Franchiseurs : attention à la sincérité des prévisions chiffrées transmises au candidat à la franchise !

 

A l’heure où l’obligation d’information précontractuelle se trouve considérablement renforcée, notamment avec l’entrée en vigueur de l’ordonnance du 10 février 2016 portant réforme du droit des contrats, du régime général et de la preuve des obligations, la Cour de Cassation confirme l’importance, pour le franchiseur, de communiquer des informations sincères au candidat à la franchise, que celles-ci doivent impérativement, ou non, figurer dans le document d’information précontractuelle aux termes des articles L.330-3 et R 330-1 du Code de commerce.

Le 13 septembre dernier, la Cour rappelle effectivement, pour casser un arrêt rendu par la Cour d’Appel de Saint-Denis de la Réunion qui rejetait une demande d’annulation du contrat de franchise, que « si les comptes prévisionnels ne figurent pas dans les éléments devant se trouver dans le document d’information précontractuelle, ils doivent, lorsqu’ils sont communiqués, présenter un caractère sérieux » (Cass, com, 13 septembre 2017, n°15-19740).
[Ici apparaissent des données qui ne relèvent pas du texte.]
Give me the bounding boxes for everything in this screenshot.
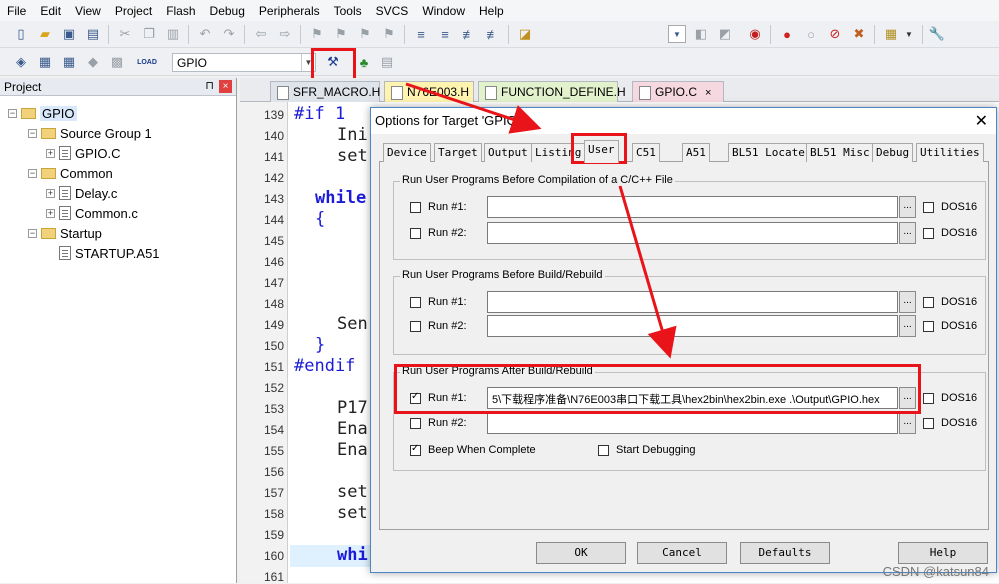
arrow-to-user-tab <box>405 82 542 134</box>
watermark: CSDN @katsun84 <box>882 564 989 579</box>
arrow-to-after-build <box>618 185 677 359</box>
tab-user[interactable]: User <box>584 140 619 163</box>
annotation-arrows <box>405 82 677 359</box>
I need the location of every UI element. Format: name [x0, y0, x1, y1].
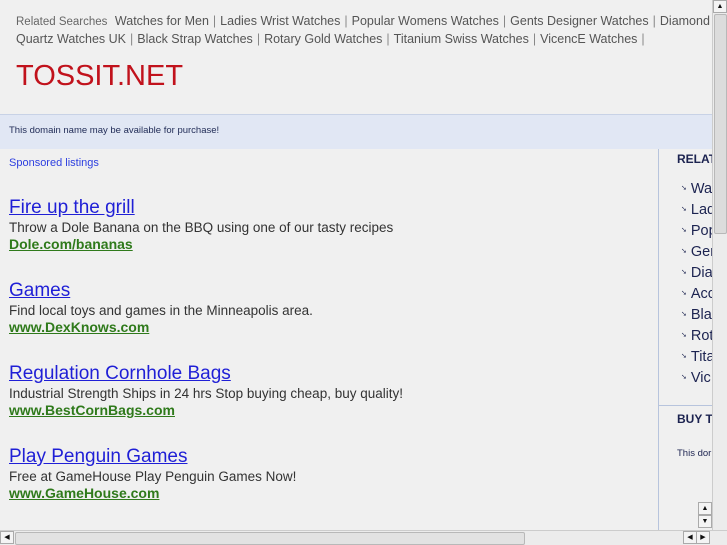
ad-url-link[interactable]: www.DexKnows.com: [9, 319, 313, 336]
sidebar-related-item[interactable]: ➘ Wa: [681, 179, 712, 200]
related-search-link[interactable]: Rotary Gold Watches: [264, 32, 382, 46]
sidebar-related-item[interactable]: ➘ Tita: [681, 347, 712, 368]
inner-scroll-down-button[interactable]: ▼: [698, 515, 712, 528]
separator: |: [386, 32, 390, 46]
ad-url-link[interactable]: Dole.com/bananas: [9, 236, 393, 253]
related-search-link[interactable]: Gents Designer Watches: [510, 14, 648, 28]
separator: |: [344, 14, 348, 28]
separator: |: [212, 14, 217, 28]
ad-description: Industrial Strength Ships in 24 hrs Stop…: [9, 386, 403, 401]
sidebar-item-label: Vic: [690, 370, 711, 387]
sidebar-item-label: Pop: [690, 223, 712, 240]
sidebar-related-item[interactable]: ➘ Acc: [681, 284, 712, 305]
site-logo: TOSSIT.NET: [16, 60, 184, 92]
sidebar-item-label: Dia: [690, 265, 712, 282]
ad-description: Throw a Dole Banana on the BBQ using one…: [9, 220, 394, 235]
domain-notice: This domain name may be available for pu…: [0, 114, 712, 149]
related-search-link[interactable]: Popular Womens Watches: [352, 14, 499, 28]
separator: |: [256, 32, 261, 46]
sidebar-item-label: Bla: [690, 307, 712, 324]
separator: |: [502, 14, 507, 28]
sidebar-related-item[interactable]: ➘ Dia: [681, 263, 712, 284]
related-search-link[interactable]: Black Strap Watches: [137, 32, 253, 46]
sidebar-item-label: Rot: [690, 328, 712, 345]
sidebar-divider: [659, 405, 712, 406]
related-search-link[interactable]: Ladies Wrist Watches: [220, 14, 340, 28]
sidebar-item-label: Acc: [690, 286, 712, 303]
horizontal-scroll-thumb[interactable]: [15, 532, 525, 545]
ad-listing: Play Penguin Games Free at GameHouse Play…: [9, 446, 296, 502]
related-search-link[interactable]: VicencE Watches: [540, 32, 637, 46]
arrow-icon: ➘: [681, 227, 687, 235]
vertical-scroll-thumb[interactable]: [714, 14, 727, 234]
sidebar-related-title: RELAT: [677, 152, 712, 166]
ad-url-link[interactable]: www.GameHouse.com: [9, 485, 296, 502]
related-search-link[interactable]: Titanium Swiss Watches: [394, 32, 529, 46]
separator: |: [532, 32, 537, 46]
ad-description: Free at GameHouse Play Penguin Games Now…: [9, 469, 297, 484]
sidebar-item-label: Lad: [690, 202, 712, 219]
scroll-up-button[interactable]: ▲: [713, 0, 727, 13]
sidebar-related-item[interactable]: ➘ Lad: [681, 200, 712, 221]
ad-listing: Games Find local toys and games in the Mi…: [9, 280, 313, 336]
scroll-left-button-2[interactable]: ◀: [683, 531, 697, 544]
ad-title-link[interactable]: Regulation Cornhole Bags: [9, 363, 403, 385]
sidebar-related-item[interactable]: ➘Ger: [681, 242, 712, 263]
separator: |: [130, 32, 134, 46]
sidebar-related-item[interactable]: ➘ Rot: [681, 326, 712, 347]
ad-description: Find local toys and games in the Minneap…: [9, 303, 313, 318]
sidebar-item-label: Tita: [690, 349, 712, 366]
sidebar-buy-text: This dor: [677, 448, 712, 459]
sidebar-item-label: Ger: [690, 244, 712, 261]
separator: |: [652, 14, 656, 28]
sidebar-related-item[interactable]: ➘ Bla: [681, 305, 712, 326]
ad-title-link[interactable]: Play Penguin Games: [9, 446, 296, 468]
arrow-icon: ➘: [681, 374, 687, 382]
scroll-right-button[interactable]: ▶: [696, 531, 710, 544]
arrow-icon: ➘: [681, 311, 687, 319]
ad-url-link[interactable]: www.BestCornBags.com: [9, 402, 403, 419]
arrow-icon: ➘: [681, 332, 687, 340]
sidebar-buy-title: BUY T: [677, 412, 712, 426]
horizontal-scrollbar[interactable]: ◀ ◀ ▶: [0, 530, 727, 545]
sidebar-item-label: Wa: [690, 181, 712, 198]
vertical-scrollbar[interactable]: ▲: [712, 0, 727, 530]
ad-title-link[interactable]: Fire up the grill: [9, 197, 393, 219]
related-search-link[interactable]: Watches for Men: [115, 14, 209, 28]
ad-title-link[interactable]: Games: [9, 280, 313, 302]
page-viewport: Related Searches Watches for Men | Ladies …: [0, 0, 712, 530]
sponsored-listings-label[interactable]: Sponsored listings: [9, 157, 99, 169]
arrow-icon: ➘: [681, 248, 687, 256]
arrow-icon: ➘: [681, 290, 687, 298]
inner-scroll-up-button[interactable]: ▲: [698, 502, 712, 515]
sidebar-related-item[interactable]: ➘ Vic: [681, 368, 712, 389]
separator: |: [641, 32, 645, 46]
sidebar: RELAT ➘Wa➘Lad➘Pop➘Ger➘Dia➘Acc➘Bla➘Rot➘Ti…: [658, 149, 712, 530]
ad-listing: Regulation Cornhole Bags Industrial Stren…: [9, 363, 403, 419]
related-searches-label: Related Searches: [16, 16, 108, 28]
sponsored-listings: Sponsored listings Fire up the grill Thro…: [0, 149, 658, 530]
arrow-icon: ➘: [681, 353, 687, 361]
ad-listing: Fire up the grill Throw a Dole Banana on …: [9, 197, 393, 253]
sidebar-related-item[interactable]: ➘Pop: [681, 221, 712, 242]
related-searches: Related Searches Watches for Men | Ladies …: [16, 13, 712, 48]
arrow-icon: ➘: [681, 206, 687, 214]
sidebar-related-list: ➘Wa➘Lad➘Pop➘Ger➘Dia➘Acc➘Bla➘Rot➘Tita➘Vic: [681, 179, 712, 389]
arrow-icon: ➘: [681, 269, 687, 277]
arrow-icon: ➘: [681, 185, 687, 192]
scroll-left-button[interactable]: ◀: [0, 531, 14, 544]
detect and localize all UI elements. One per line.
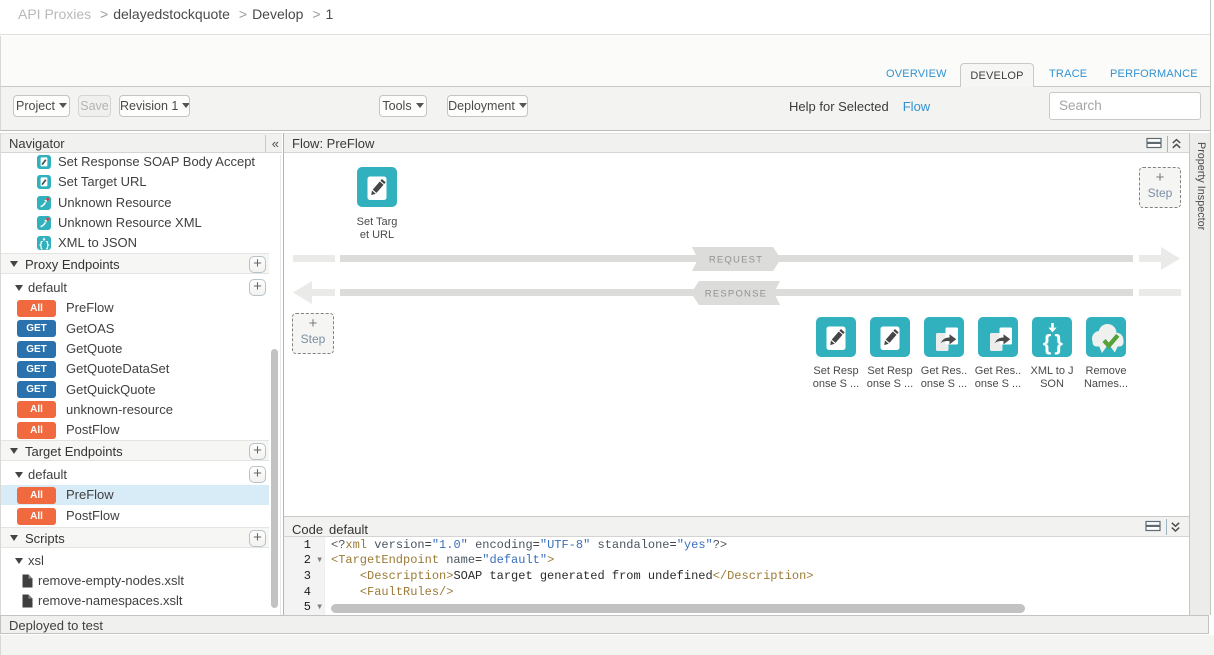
- svg-text:REQUEST: REQUEST: [709, 255, 763, 266]
- svg-text:}: }: [1054, 330, 1063, 355]
- svg-text:RESPONSE: RESPONSE: [705, 289, 767, 300]
- svg-text:{ }: { }: [39, 239, 49, 250]
- svg-text:{: {: [1043, 330, 1052, 355]
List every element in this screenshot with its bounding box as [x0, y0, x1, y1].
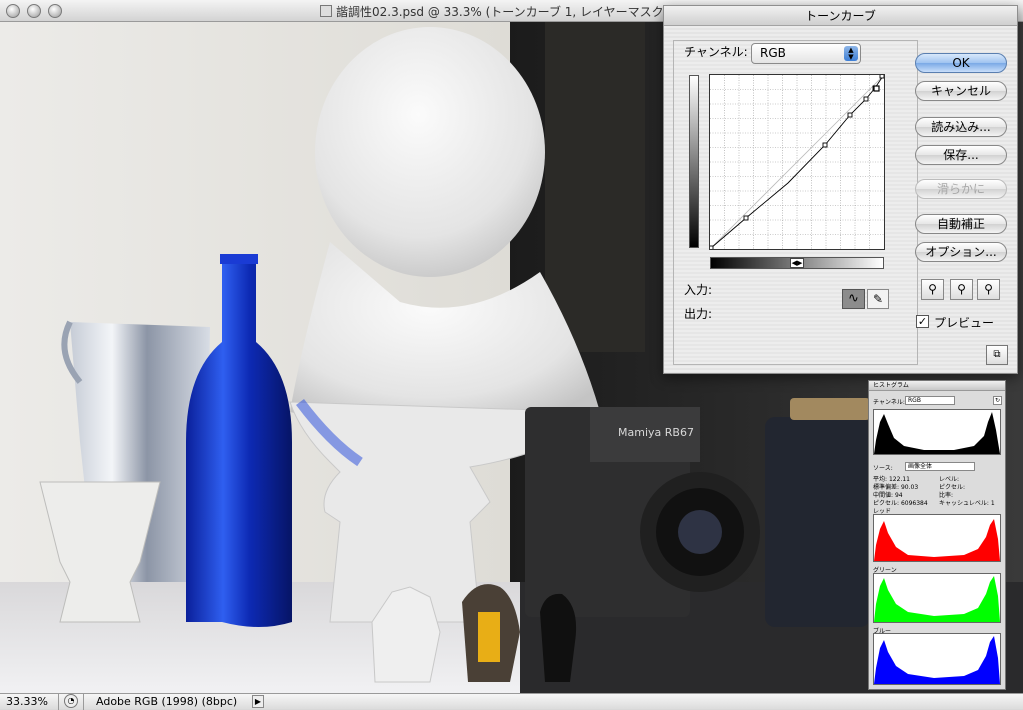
- histogram-rgb-graph: [873, 409, 1001, 455]
- histogram-blue-plot: [874, 636, 1000, 684]
- input-gradient-bar: ◀▶: [710, 257, 884, 269]
- auto-button[interactable]: 自動補正: [915, 214, 1007, 234]
- preview-checkbox[interactable]: ✓: [916, 315, 929, 328]
- histogram-source-label: ソース:: [873, 465, 893, 472]
- smooth-button[interactable]: 滑らかに: [915, 179, 1007, 199]
- select-arrows-icon: ▲ ▼: [844, 46, 858, 61]
- channel-select[interactable]: RGB ▲ ▼: [751, 43, 861, 64]
- pencil-tool-icon[interactable]: ✎: [867, 289, 889, 309]
- gradient-toggle-icon[interactable]: ◀▶: [790, 258, 804, 268]
- channel-label: チャンネル:: [684, 45, 748, 59]
- save-button[interactable]: 保存...: [915, 145, 1007, 165]
- histogram-green-plot: [874, 576, 1000, 622]
- zoom-window-button[interactable]: [48, 4, 62, 18]
- curve-graph[interactable]: [708, 73, 885, 251]
- histogram-rgb-plot: [874, 412, 1000, 454]
- curve-point[interactable]: [847, 112, 853, 118]
- curve-plot[interactable]: [708, 73, 885, 251]
- curve-point[interactable]: [708, 245, 714, 251]
- histogram-palette: ヒストグラム チャンネル: RGB ↻ ソース: 画像全体 平均: 122.11…: [868, 380, 1006, 690]
- histogram-stats-left: 平均: 122.11 標準偏差: 90.03 中間値: 94 ピクセル: 609…: [873, 476, 928, 507]
- histogram-red-plot: [874, 519, 1000, 561]
- channel-select-value: RGB: [760, 46, 786, 60]
- output-label: 出力:: [684, 307, 713, 321]
- preview-label: プレビュー: [934, 316, 995, 330]
- histogram-channel-label: チャンネル:: [873, 399, 905, 406]
- load-button[interactable]: 読み込み...: [915, 117, 1007, 137]
- histogram-stats-right: レベル: ピクセル: 比率: キャッシュレベル: 1: [939, 476, 995, 507]
- cancel-button[interactable]: キャンセル: [915, 81, 1007, 101]
- histogram-source-select[interactable]: 画像全体: [905, 462, 975, 471]
- status-bar: 33.33% ◔ Adobe RGB (1998) (8bpc) ▶: [0, 693, 1023, 710]
- status-info-icon[interactable]: ◔: [64, 694, 78, 708]
- close-window-button[interactable]: [6, 4, 20, 18]
- histogram-red-graph: [873, 514, 1001, 562]
- curve-tool-icon[interactable]: ∿: [842, 289, 865, 309]
- white-eyedropper-icon[interactable]: ⚲: [977, 279, 1000, 300]
- curve-point[interactable]: [863, 96, 869, 102]
- curves-dialog-titlebar[interactable]: トーンカーブ: [664, 6, 1017, 26]
- gray-eyedropper-icon[interactable]: ⚲: [950, 279, 973, 300]
- black-eyedropper-icon[interactable]: ⚲: [921, 279, 944, 300]
- curve-point[interactable]: [822, 142, 828, 148]
- histogram-blue-graph: [873, 633, 1001, 685]
- expand-dialog-icon[interactable]: ⧉: [986, 345, 1008, 365]
- output-gradient-bar: [689, 75, 699, 248]
- zoom-level[interactable]: 33.33%: [6, 695, 48, 708]
- curve-point[interactable]: [879, 73, 885, 79]
- curve-point-selected[interactable]: [873, 85, 880, 92]
- camera-brand-label: Mamiya RB67: [618, 426, 694, 439]
- options-button[interactable]: オプション...: [915, 242, 1007, 262]
- minimize-window-button[interactable]: [27, 4, 41, 18]
- document-title: 諧調性02.3.psd @ 33.3% (トーンカーブ 1, レイヤーマスク/8…: [320, 3, 680, 20]
- histogram-green-graph: [873, 573, 1001, 623]
- status-menu-arrow-icon[interactable]: ▶: [252, 695, 264, 708]
- histogram-channel-select[interactable]: RGB: [905, 396, 955, 405]
- histogram-title[interactable]: ヒストグラム: [869, 381, 1005, 391]
- document-file-icon: [320, 5, 332, 17]
- input-label: 入力:: [684, 283, 713, 297]
- histogram-refresh-icon[interactable]: ↻: [993, 396, 1002, 405]
- ok-button[interactable]: OK: [915, 53, 1007, 73]
- curve-point[interactable]: [743, 215, 749, 221]
- curves-dialog: トーンカーブ チャンネル: RGB ▲ ▼ ◀▶ 入力: 出力: ∿ ✎ OK …: [663, 5, 1018, 374]
- color-profile: Adobe RGB (1998) (8bpc): [96, 695, 238, 708]
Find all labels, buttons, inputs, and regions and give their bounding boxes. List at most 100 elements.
La Cour précise ainsi que les franchiseurs ne peuvent se retrancher ni derrière le caractère simplement « indicatif » » des données chiffrées communiquées au candidat ni derrière le caractère « facultatif » de la remise d’un prévisionnel au franchisé pour se délier de toute responsabilité.

Il est en effet de jurisprudence constante que si le franchiseur fait le choix de communiquer un prévisionnel au candidat au réseau, il doit être établi de façon sincère, sur des bases sérieuses lui permettant d’apprécier réellement et en toute connaissance de cause la rentabilité de son entreprise (CA Montpellier, 21 octobre 2014, n°13/03206).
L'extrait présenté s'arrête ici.